WASHINGTON — The Supreme Court Tuesday reversed a lower-court decision that, in effect, would have required tighter federal controls on certain cancer-causing substances in food.
The justices, in an 8-1 vote, said the Food and Drug Administration may raise the allowable levels of naturally occurring poisons in corn, peanuts and other foods without holding public hearings or publishing formal regulations.
The decision was a victory for an array of food firms, which had said the lower-court ruling, if allowed to stand, could "seriously disrupt the nation's food supply."
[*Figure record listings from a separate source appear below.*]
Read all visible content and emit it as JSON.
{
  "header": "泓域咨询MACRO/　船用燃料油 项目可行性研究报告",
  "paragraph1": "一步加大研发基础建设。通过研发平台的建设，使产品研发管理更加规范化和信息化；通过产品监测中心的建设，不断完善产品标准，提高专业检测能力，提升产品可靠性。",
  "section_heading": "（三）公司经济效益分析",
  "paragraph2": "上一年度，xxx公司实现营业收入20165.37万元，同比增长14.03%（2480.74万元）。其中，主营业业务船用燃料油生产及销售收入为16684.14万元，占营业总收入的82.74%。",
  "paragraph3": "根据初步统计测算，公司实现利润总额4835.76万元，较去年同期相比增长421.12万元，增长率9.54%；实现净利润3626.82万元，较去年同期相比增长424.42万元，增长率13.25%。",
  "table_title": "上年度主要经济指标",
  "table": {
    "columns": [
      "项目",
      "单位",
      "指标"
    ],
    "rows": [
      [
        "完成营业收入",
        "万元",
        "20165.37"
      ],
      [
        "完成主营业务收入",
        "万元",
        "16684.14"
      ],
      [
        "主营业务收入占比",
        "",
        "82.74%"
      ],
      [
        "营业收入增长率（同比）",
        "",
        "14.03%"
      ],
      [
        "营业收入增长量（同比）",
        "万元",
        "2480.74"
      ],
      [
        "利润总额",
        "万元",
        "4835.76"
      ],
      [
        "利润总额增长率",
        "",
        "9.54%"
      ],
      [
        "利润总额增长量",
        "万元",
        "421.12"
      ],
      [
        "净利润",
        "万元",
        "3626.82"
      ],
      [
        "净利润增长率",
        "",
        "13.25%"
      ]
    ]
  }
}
The losers--two Ralph Nader consumer groups--said the ruling would shut the public out of decisions affecting the purity of the nation's foodstuffs.
The outcome turned on an ambiguous sentence in a 1938 law: "The secretary (of agriculture) shall promulgate regulations limiting the quantity (of the poisonous substance) to such extent as he finds necessary for the protection of public health."
Justice Sandra Day O'Connor said the sentence could be read either to require the secretary to promulgate regulations "to such extent as he finds necessary" or to require him to limit the poisonous substance "to such extent as he finds necessary."
Because the law is unclear, the court said it would not overturn the FDA's judgment that formal regulations were not needed. Only Justice John Paul Stevens dissented. (Young vs. Community Nutrition Institute, 85-664.)
The case began with a dispute concerning an acceptable level of aflatoxins, a cancer-causing mold that grows on products such as corn.
The National Academy of Sciences has called aflatoxins the "most potent carcinogen known in laboratory animals."
The FDA had limited the acceptable level of aflatoxins to 22 parts per billion but, in 1980, allowed some shipments of corn to be delivered with "tolerance levels" of up to 100 parts per billion. A Washington consumer group opposed that change and obtained a federal appeals ruling overturning it. The Supreme Court in turn reversed that ruling on Tuesday.
FDA Commissioner Frank E. Young said he was "delighted" by the high court ruling. The lower court ruling, if allowed to stand, "would have tied our hands terribly. In a public emergency, we can't go through the process of rule-making," Young said.
Attorneys for the food producers said that Tuesday's ruling averted a headache for them because the lower court ruling, if upheld, meant that all related foodstuffs would have been declared "adulterated" until the FDA could publish formal rules.
In another case, the justices ruled that states may not limit the special preferences they give veterans for civil service jobs to those who were residents when they entered military service.
The court, by a vote of 6 to 3, struck down a New York law that gave additional points on examinations to veterans who served during time of war and lived in the state both currently and when they enlisted or were drafted.
The ruling appeared to cast doubt on laws in about 15 other states that grant a wide range of benefits, including job preferences, educational assistance and home loans, to veterans who were residents when they entered the service. The California Department of Veterans Affairs said that the state gives some preferences to veterans who were born in California or who could establish that they were bona fide residents at the time of entry or reentry into the service.
The justices rejected contentions by New York authorities that the law was justifiable because it encouraged residents to join the armed services, induced veterans to return home, helped veterans reestablish themselves and provided the state with job applicants who had useful experience.
Opinion by Brennan
Justice William J. Brennan Jr., in a plurality opinion, said that those interests could have been met by granting job preferences to all otherwise qualified veterans. (Attorney General of N.Y. vs. Soto-Lopez, 84-1803.)
The law, Brennan said, violated constitutionally protected rights to migrate freely and to receive equal protection of the law.
"Members of the armed forces serve the nation as a whole," he said. "While a service person's home state doubtless derives indirect benefit from his or her service, the state benefits equally from the contributions to our national security made by other service personnel."
In dissent, Justice Sandra Day O'Connor said the law was a constitutionally permissible way of providing returning war veterans with "a tangible and useful expression of gratitude."